Some paths on the site don’t belong to this app. They go to another host – a second backend behind the same domain – and nginx forwards them with a proxy_pass, POST and headers and all. It works, and for months I don’t think about it.
Then the other host goes down for a few minutes. The requests to it fail while it’s down – there’s nothing to forward to. That part I expect.
What I don’t expect: the host comes back, and the requests keep failing. The backend is up. I can curl it directly from the same machine. But nginx, sitting right there, keeps handing back errors for those paths as if nothing changed.
The fix is stupid and total. nginx -s reload, and the dead path is alive again instantly – no config change, the same config that was failing a second ago. Reloading is the only thing that brings it back.
My guess is that nginx resolved the host’s name once, when it loaded the config, and kept the answer for the life of the process.

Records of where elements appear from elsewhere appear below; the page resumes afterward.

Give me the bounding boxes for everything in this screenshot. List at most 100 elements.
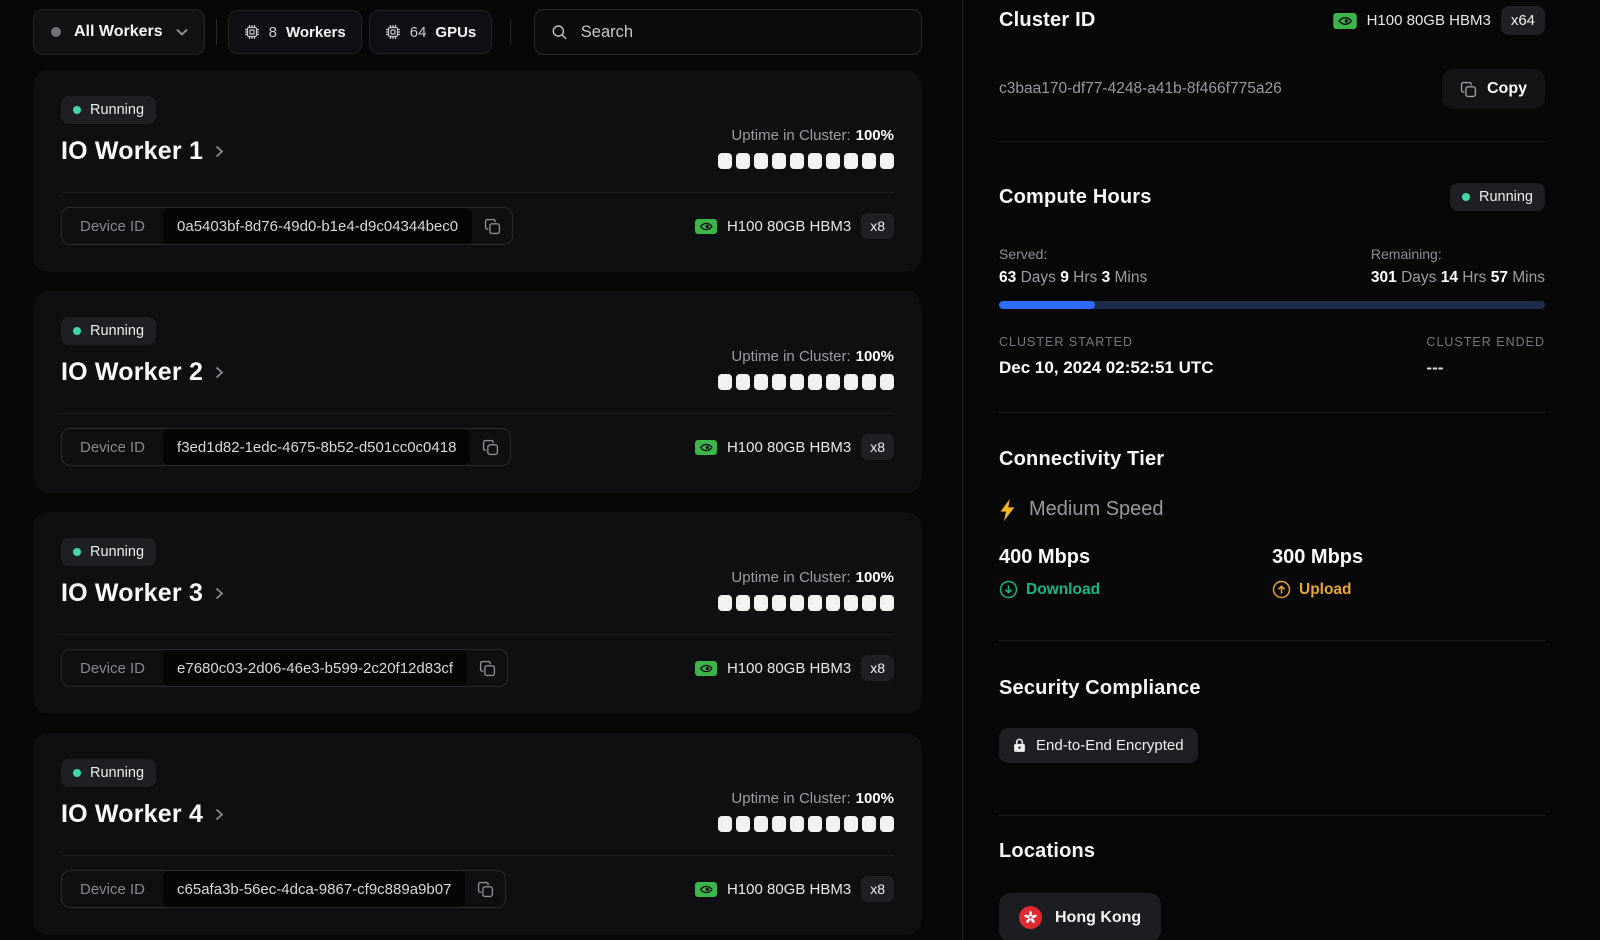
nvidia-icon (1332, 12, 1357, 29)
uptime-block (772, 153, 786, 169)
cluster-gpu-tag: H100 80GB HBM3 x64 (1332, 6, 1545, 35)
uptime-blocks (718, 816, 894, 832)
uptime-block (754, 816, 768, 832)
locations-title: Locations (999, 840, 1096, 862)
uptime-line: Uptime in Cluster: 100% (731, 348, 894, 365)
nvidia-icon (694, 881, 717, 897)
divider (999, 815, 1545, 816)
gpu-group: H100 80GB HBM3 x8 (694, 876, 894, 902)
gpus-count: 64 (409, 23, 427, 41)
uptime-block (808, 595, 822, 611)
status-dot-icon (51, 27, 61, 37)
location-badge-hong-kong[interactable]: Hong Kong (999, 893, 1162, 940)
remaining-block: Remaining: 301 Days 14 Hrs 57 Mins (1371, 246, 1545, 287)
gpu-count-badge: x8 (861, 655, 894, 681)
divider (61, 634, 894, 635)
all-workers-dropdown[interactable]: All Workers (33, 9, 205, 55)
worker-title[interactable]: IO Worker 1 (61, 137, 224, 166)
worker-title[interactable]: IO Worker 2 (61, 358, 224, 387)
cluster-started-value: Dec 10, 2024 02:52:51 UTC (999, 358, 1214, 377)
uptime-block (718, 816, 732, 832)
uptime-block (736, 374, 750, 390)
uptime-block (790, 153, 804, 169)
uptime-block (808, 153, 822, 169)
divider (999, 412, 1545, 413)
device-id-group: Device ID f3ed1d82-1edc-4675-8b52-d501cc… (61, 428, 512, 466)
gpus-count-chip[interactable]: 64 GPUs (368, 10, 493, 54)
workers-count: 8 (268, 23, 277, 41)
uptime-block (754, 153, 768, 169)
all-workers-label: All Workers (74, 23, 163, 40)
chevron-right-icon (215, 587, 224, 600)
cpu-icon (385, 25, 400, 39)
uptime-block (844, 153, 858, 169)
device-id-value: c65afa3b-56ec-4dca-9867-cf9c889a9b07 (163, 871, 466, 907)
worker-name: IO Worker 1 (61, 137, 204, 165)
uptime-block (718, 374, 732, 390)
topbar: All Workers 8 Workers 64 GPUs (33, 8, 922, 56)
uptime-block (736, 816, 750, 832)
uptime-block (862, 816, 876, 832)
uptime-block (880, 153, 894, 169)
uptime-block (736, 595, 750, 611)
copy-cluster-id-button[interactable]: Copy (1442, 69, 1545, 109)
chevron-right-icon (215, 366, 224, 379)
divider (61, 192, 894, 193)
cluster-status-label: Running (1478, 189, 1533, 205)
copy-device-id-button[interactable] (467, 650, 507, 686)
uptime-block (718, 595, 732, 611)
upload-link[interactable]: Upload (1272, 580, 1545, 599)
uptime-block (880, 595, 894, 611)
workers-chip-label: Workers (285, 23, 346, 41)
cluster-started-block: CLUSTER STARTED Dec 10, 2024 02:52:51 UT… (999, 335, 1214, 378)
uptime-line: Uptime in Cluster: 100% (731, 790, 894, 807)
upload-speed: 300 Mbps (1272, 546, 1364, 568)
uptime-block (736, 153, 750, 169)
uptime-label: Uptime in Cluster: (731, 127, 851, 144)
copy-device-id-button[interactable] (465, 871, 505, 907)
download-link[interactable]: Download (999, 580, 1272, 599)
gpus-chip-label: GPUs (435, 23, 477, 41)
nvidia-icon (694, 218, 717, 234)
search-box[interactable] (534, 9, 922, 55)
hong-kong-flag-icon (1019, 906, 1042, 929)
worker-status-label: Running (90, 102, 145, 118)
worker-title[interactable]: IO Worker 3 (61, 579, 224, 608)
device-id-group: Device ID e7680c03-2d06-46e3-b599-2c20f1… (61, 649, 509, 687)
worker-status-label: Running (90, 323, 145, 339)
workers-count-chip[interactable]: 8 Workers (227, 10, 362, 54)
green-dot-icon (1461, 193, 1470, 201)
lock-icon (1014, 738, 1025, 752)
uptime-block (826, 816, 840, 832)
uptime-block (826, 153, 840, 169)
uptime-block (772, 374, 786, 390)
gpu-name: H100 80GB HBM3 (726, 880, 852, 898)
connectivity-title: Connectivity Tier (999, 448, 1165, 470)
uptime-block (880, 816, 894, 832)
search-input[interactable] (580, 22, 905, 42)
divider (510, 19, 512, 45)
worker-status-label: Running (90, 765, 145, 781)
worker-status-badge: Running (61, 538, 157, 566)
magnifier-icon (552, 25, 567, 40)
uptime-line: Uptime in Cluster: 100% (731, 569, 894, 586)
copy-icon (477, 881, 494, 897)
chevron-down-icon (175, 28, 188, 36)
uptime-block (790, 816, 804, 832)
compute-progress-bar (999, 301, 1545, 309)
worker-card: Running IO Worker 1 Uptime in Cluster: 10… (33, 70, 922, 272)
uptime-block (826, 374, 840, 390)
divider (61, 413, 894, 414)
served-block: Served: 63 Days 9 Hrs 3 Mins (999, 246, 1147, 287)
uptime-block (808, 816, 822, 832)
remaining-label: Remaining: (1370, 246, 1442, 262)
copy-device-id-button[interactable] (470, 429, 510, 465)
worker-name: IO Worker 3 (61, 579, 204, 607)
copy-device-id-button[interactable] (472, 208, 512, 244)
copy-icon (479, 660, 495, 676)
device-id-value: 0a5403bf-8d76-49d0-b1e4-d9c04344bec0 (163, 208, 473, 244)
worker-title[interactable]: IO Worker 4 (61, 800, 224, 829)
worker-status-badge: Running (61, 96, 157, 124)
gpu-group: H100 80GB HBM3 x8 (694, 434, 894, 460)
encryption-badge-label: End-to-End Encrypted (1036, 737, 1184, 754)
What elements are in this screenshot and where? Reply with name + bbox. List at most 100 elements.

While the backend was down it went on dialing the address it had resolved at boot, and when the host came back at a different one, nginx had no reason to look again. A reload is the only thing that makes it look again.
I haven’t proven it. The shape of the fix is a resolver and the hostname behind a variable, so nginx re-resolves on a TTL instead of once at startup. For now I have a reload and a note to myself.
What I keep turning over is that nothing recovered on its own. The backend recovered. The proxy in front of it did not. A backend coming back is not the same as the thing in front of it noticing.